Rita le dio lo que tenía más a mano sin hacer aspavientos. Tenía ya asumido el menosprecio de la mujer por frutas y verduras, y le preparó lonchas de jamón, trozos de queso, longanizas y butifarras, acompañadas de rebanadas gruesas de pan blanco untadas con grasa de cerdo. Luego le acercó una jarra de agua y un vaso. Ella se zampó lo sólido, pero ignoró el agua y se apoderó del vino, del que se sirvió varias veces. El nivel de la botella que había sobre la mesa descendió a tal velocidad que Macario tomó cartas en el asunto, en cuanto la vio distraída alargó la mano para llevársela y esconderla. Asió puro aire caliente y algún mosquito. El aya estaría cebada pero seguía teniendo los reflejos de una alimaña: le sustrajo la botella bajo las narices, y no por poco.

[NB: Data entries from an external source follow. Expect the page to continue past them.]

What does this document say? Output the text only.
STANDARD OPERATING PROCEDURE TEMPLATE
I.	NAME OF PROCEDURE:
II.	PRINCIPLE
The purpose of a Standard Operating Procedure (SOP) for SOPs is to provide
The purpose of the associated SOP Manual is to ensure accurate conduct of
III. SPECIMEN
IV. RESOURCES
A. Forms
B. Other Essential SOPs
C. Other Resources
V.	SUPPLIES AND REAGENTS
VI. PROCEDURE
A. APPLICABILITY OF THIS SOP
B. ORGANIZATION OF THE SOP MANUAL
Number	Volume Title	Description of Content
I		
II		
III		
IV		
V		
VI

Dio un largo trago, esta vez sin molestarse en usar el vaso, y luego expresó su bienestar soltando un par de eructos donosos. Al poco rato se fue, algo vacilante, y todos se quedaron unos segundos mirando el rectángulo negro que dejó su ausencia. Elena rompió el silencio.

—Es bruja. Mueve cosas, las estropea sólo con mirarlas.

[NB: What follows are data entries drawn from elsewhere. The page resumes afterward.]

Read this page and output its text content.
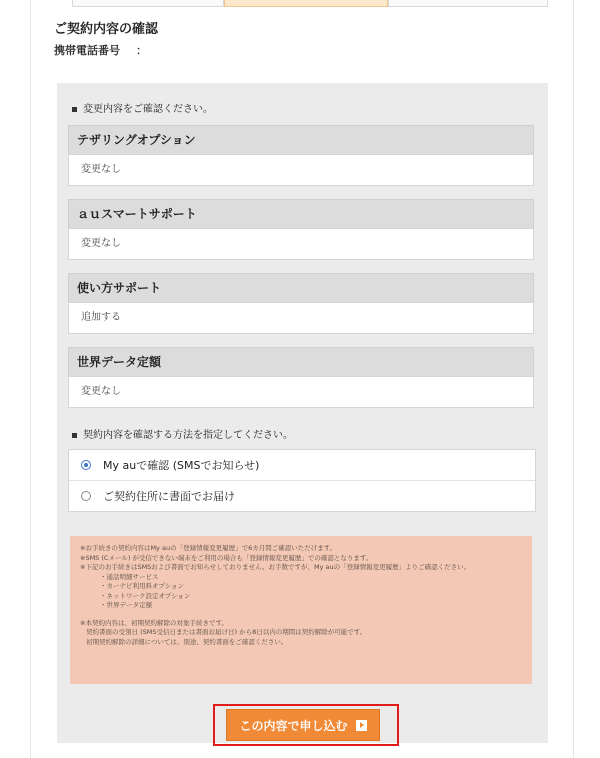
ご契約内容の確認
携帯電話番号 ：
変更内容をご確認ください。
テザリングオプション
変更なし
ａｕスマートサポート
変更なし
使い方サポート
追加する
世界データ定額
変更なし
契約内容を確認する方法を指定してください。
My auで確認 (SMSでお知らせ)
ご契約住所に書面でお届け

※お手続きの契約内容はMy auの「登録情報変更履歴」で6カ月間ご確認いただけます。

※SMS (Cメール) が受信できない端末をご利用の場合も「登録情報変更履歴」での確認となります。

※下記のお手続きはSMSおよび書面でお知らせしておりません。お手数ですが、My auの「登録情報変更履歴」よりご確認ください。

・通話明細サービス

・カーナビ利用料オプション

・ネットワーク設定オプション

・世界データ定額

※本契約内容は、初期契約解除の対象手続きです。

契約書面の受領日 (SMS受信日または書面お届け日) から8日以内の期間は契約解除が可能です。

初期契約解除の詳細については、別途、契約書面をご確認ください。

この内容で申し込む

—Bobadas, cuentos de viejas. —Rita habló de pie y muy calmada, mientras cogía otra botella del aparador. Pero aprovechó que no la veían para cruzar los dedos.

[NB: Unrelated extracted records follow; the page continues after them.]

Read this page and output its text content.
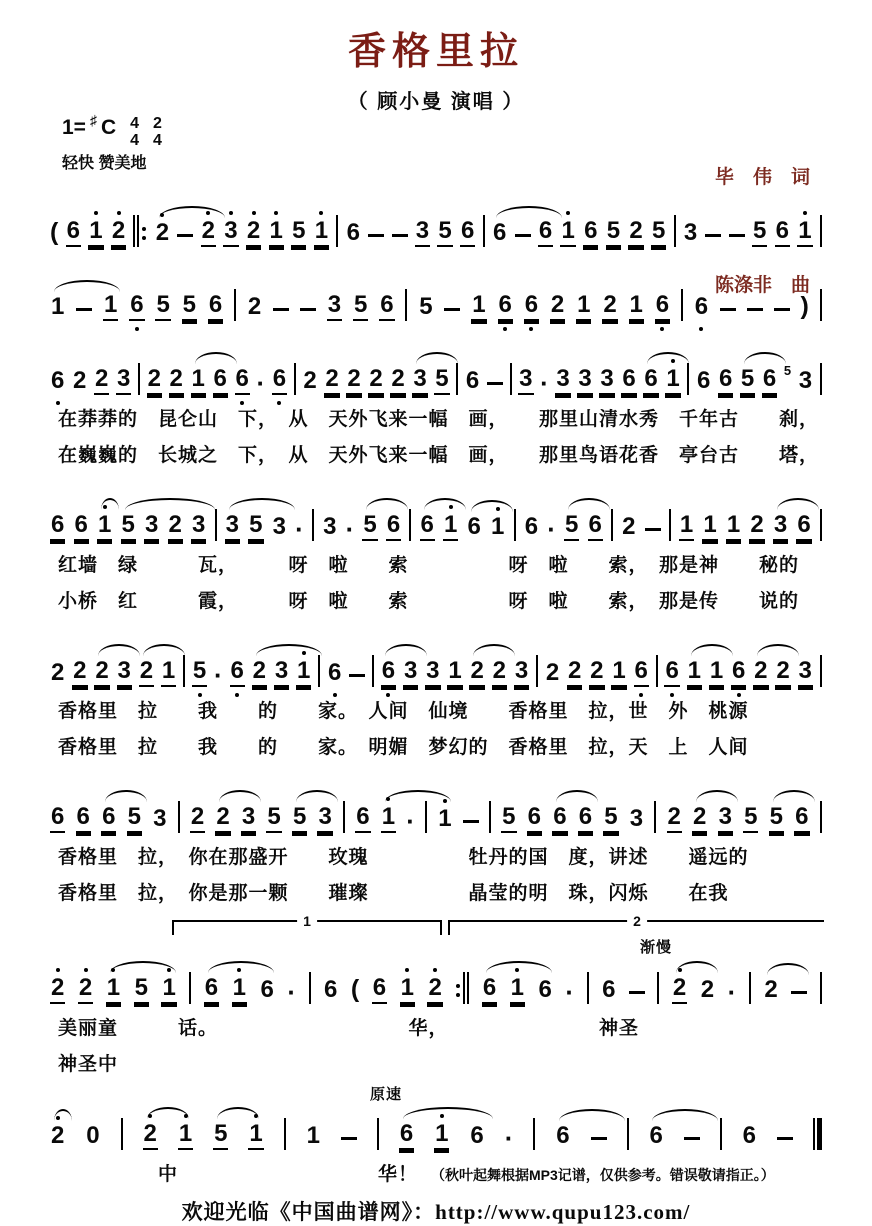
香格里拉
（ 顾小曼 演唱 ）

毕　伟　词

陈涤非　曲

1= ♯ C 4
4
2
4
轻快 赞美地
( 6 1 2 2 2 3 2 1 5 1 6 3 5 6 6 6 1 6 5 2 5 3 5 6 1
1 1 6 5 5 6 2	3 5 6 5 1 6 6 2 1 2 1 6 6	)
6 2 2 3 2 2 1 6 6 · 6 2 2 2 2 2 3 5 6 3 · 3 3 3 6 6 1 6 6 5 6 5 3
在莽莽的　昆仑山　下，　从　天外飞来一幅　画，　　那里山清水秀　千年古　　刹，
在巍巍的　长城之　下，　从　天外飞来一幅　画，　　那里鸟语花香　亭台古　　塔，
6 6 1 5 3 2 3 3 5 3 · 3 · 5 6 6 1 6 1 6 · 5 6 2 1 1 1 2 3 6
红墙　绿　　　瓦，　　　呀　啦　　索　　　　　呀　啦　　索，　那是神　　秘的
小桥　红　　　霞，　　　呀　啦　　索　　　　　呀　啦　　索，　那是传　　说的
2 2 2 3 2 1 5 · 6 2 3 1 6 6 3 3 1 2 2 3 2 2 2 1 6 6 1 1 6 2 2 3
香格里　拉　　我　　的　　家。　人间　仙境　　香格里　拉，世　外　桃源
香格里　拉　　我　　的　　家。　明媚　梦幻的　香格里　拉，天　上　人间
6 6 6 5 3 2 2 3 5 5 3 6 1 · 1 5 6 6 6 5 3 2 2 3 5 5 6
香格里　拉，　你在那盛开　　玫瑰　　　　　牡丹的国　度，讲述　　遥远的
香格里　拉，　你是那一颗　　璀璨　　　　　晶莹的明　珠，闪烁　　在我
1	2
渐慢
2 2 1 5 1 6 1 6 · 6 ( 6 1 2 6 1 6 · 6 2 2 · 2
美丽童　　　话。　　　　　　　　　　华，　　　　　　　　神圣
神圣中
原速
2 0 2 1 5 1 1	6 1 6 · 6	6	6
　　　　　中　　　　　　　　　　华！　（秋叶起舞根据MP3记谱，仅供参考。错误敬请指正。）
欢迎光临《中国曲谱网》：http://www.qupu123.com/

—No son cuentos —insistió la niña—. Habla con los animales, y la obedecen. Acuérdese usted de aquella rata.

Macario hizo su aportación. Era el único hombre de la asamblea, aún así no proporcionó ni pizca de raciocinio masculino al debate.

—Allá, en el norte, no es como aquí. Las hembras de esas tierras andan sin civilizar, viven en el bosque como salvajes. En el diario del otro día salía una que se había comido a su propio hijo.

Las criaditas soltaron un respingo y levantaron, sincrónicas, cuatro manos a dos bocas abiertas.

—¿Crudo? —A Rita la pregunta le salió sin querer; era fatal que se interesara por el sistema de cocción.

—Estofado con patatas. La policía encontró el sobrante en una cazuela de barro.

Las elucubraciones abundaron. Elena aseguraba haber oído a la nodriza canturreando conjuros frente al fuego. Juana, para no ser menos, dijo haberla visto salir por la ventana de su habitación con una escoba entre las piernas. Nadie la creyó, pero la idea era sugerente y animó mucho la velada.

A la potencial bruja no le silbaron los oídos. Había regresado a sus dominios exaltada y feliz, el vino trasegado tenía algo que ver con ello. Cuando se sentía así sacaba sus tesoros para mirarlos. Estaban escondidos bajo el colchón y su exposición le reportaba una inmensa tranquilidad. Los había ido ensamblando en un quehacer de comadreja laboriosa y paciente; una rapiña aquí, un hurto allá. Ya tenía una bonita pila de baratijas maravillosas: cintas de colores, lágrimas de cristal arrancadas a varias arañas, retales de batista pespunteados, un dedal y las tijeritas de plata (que Elena y Juana habían estado toda una mañana buscando entre sollozos). Y una pequeña reserva previsora: galletas y rosquillas, una botella de ratafía casera, otra de anís del Mono, curruscos de pan viejo. Lo extendió todo encima de la cama, y miró el rico despliegue con profundo embeleso.

Nunca había vivido instalada en semejante satisfacción. Todas aquellas posesiones eran suyas, y aún conseguiría más. Había sido lista y sabido afianzar su posición en la casa. La temían, la respetaban. En otros lugares también la habían temido y le lanzaban piedras para alejarla. Allí, en cambio, la vestían, le daban de comer y beber. No se le escapaba el desafecto de su ama pero se había acomodado. Le parecía natural. Jamás había sido amada, el contratiempo no suponía una novedad ni una gran frustración. Para compensar, tenía sus tesoros, un techo, comida y bebida. Entretanto, le bastaba con estar cerca de aquel ser tan bello, respirar el mismo aire, oler su perfume. No necesitaba más. Sólo que todo ello durara.